But what does it mean? Well the PMI survey is conducted monthly by the Chartered Institute of Purchasing and Supply and RBS, and as the name suggests it polls purchasing managers on their spending. The idea being that if purchasing of raw materials and other supplies is up, then so are the order books and business is looking good. If purchasing is down however, the opposite is true. It’s proved to be a useful and quick to respond indicator of manufacturing activity in recent months.
So a reduction in the index is nothing to shout about, especially as the underlying data suggests that new orders are falling at their fastest rate for seven years thanks to reduced demands both at home and abroad. And just to complete the glum picture, factory gate prices have also been rising, with the companion Output Prices Index surging up to 65.2 from 63.6, its highest monthly jump since 1999.

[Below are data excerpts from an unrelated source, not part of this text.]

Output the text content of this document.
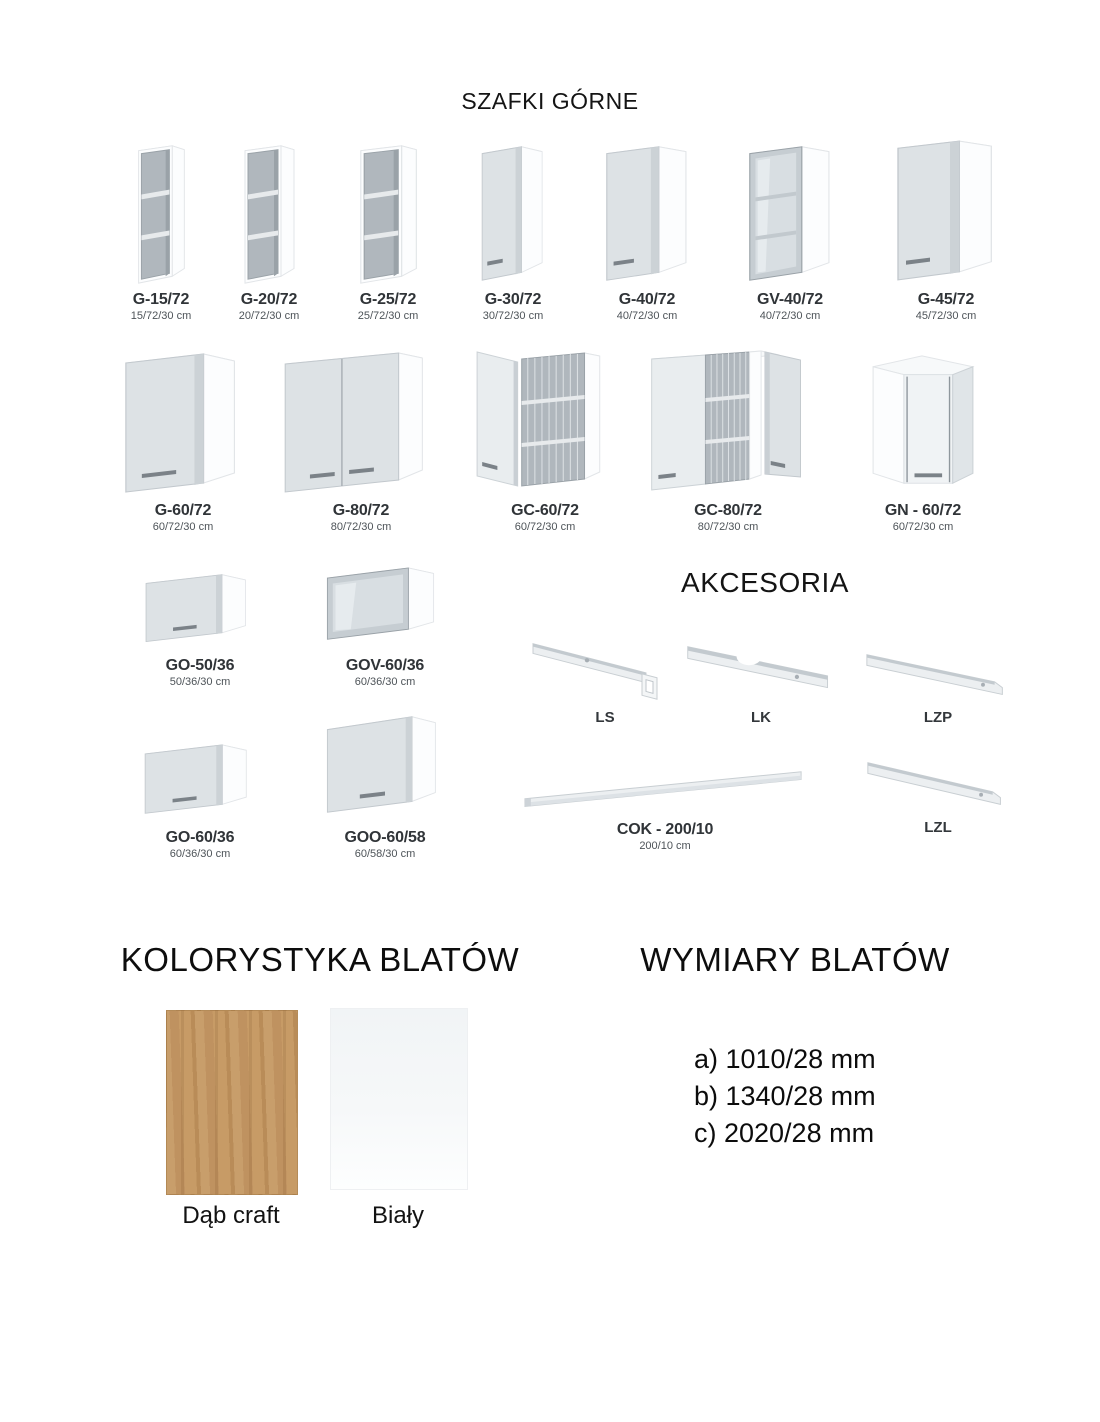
SZAFKI GÓRNE
G-15/72
15/72/30 cm
G-20/72
20/72/30 cm
G-25/72
25/72/30 cm
G-30/72
30/72/30 cm
G-40/72
40/72/30 cm
GV-40/72
40/72/30 cm
G-45/72
45/72/30 cm
G-60/72
60/72/30 cm
G-80/72
80/72/30 cm
GC-60/72
60/72/30 cm
GC-80/72
80/72/30 cm
GN - 60/72
60/72/30 cm
GO-50/36
50/36/30 cm
GOV-60/36
60/36/30 cm
AKCESORIA
LS	LK	LZP
GO-60/36
60/36/30 cm
GOO-60/58
60/58/30 cm
COK - 200/10
200/10 cm
LZL
KOLORYSTYKA BLATÓW
Dąb craft	Biały
WYMIARY BLATÓW
a) 1010/28 mm
b) 1340/28 mm
c) 2020/28 mm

What’s going on? Well, the speculation is that a combination of factors are at work here - everything from the Japanese tsunami to government spending cuts has been in the frame, with input cost inflation blamed for pushing up prices.
Particularly badly hit has been the consumer goods sector, where the decline in domestic demand has resulted in virtual stagnation - cash-strapped punters seem to have stopped buying. Export led businesses are doing rather better however, thanks in part at least to the weak pound - which fell further against the dollar on the news.
But for all that the reported fall is bad news, manufacturing industry is still expanding - any figure over 50 indicates growth. And manufacturers are still making more money and cresting more jobs, so there is room for optimism overall. And following on from disappointing GDP data recently, it’s also yet another reason why the MPC will have to think twice or even three times before raising the interest rates just yet.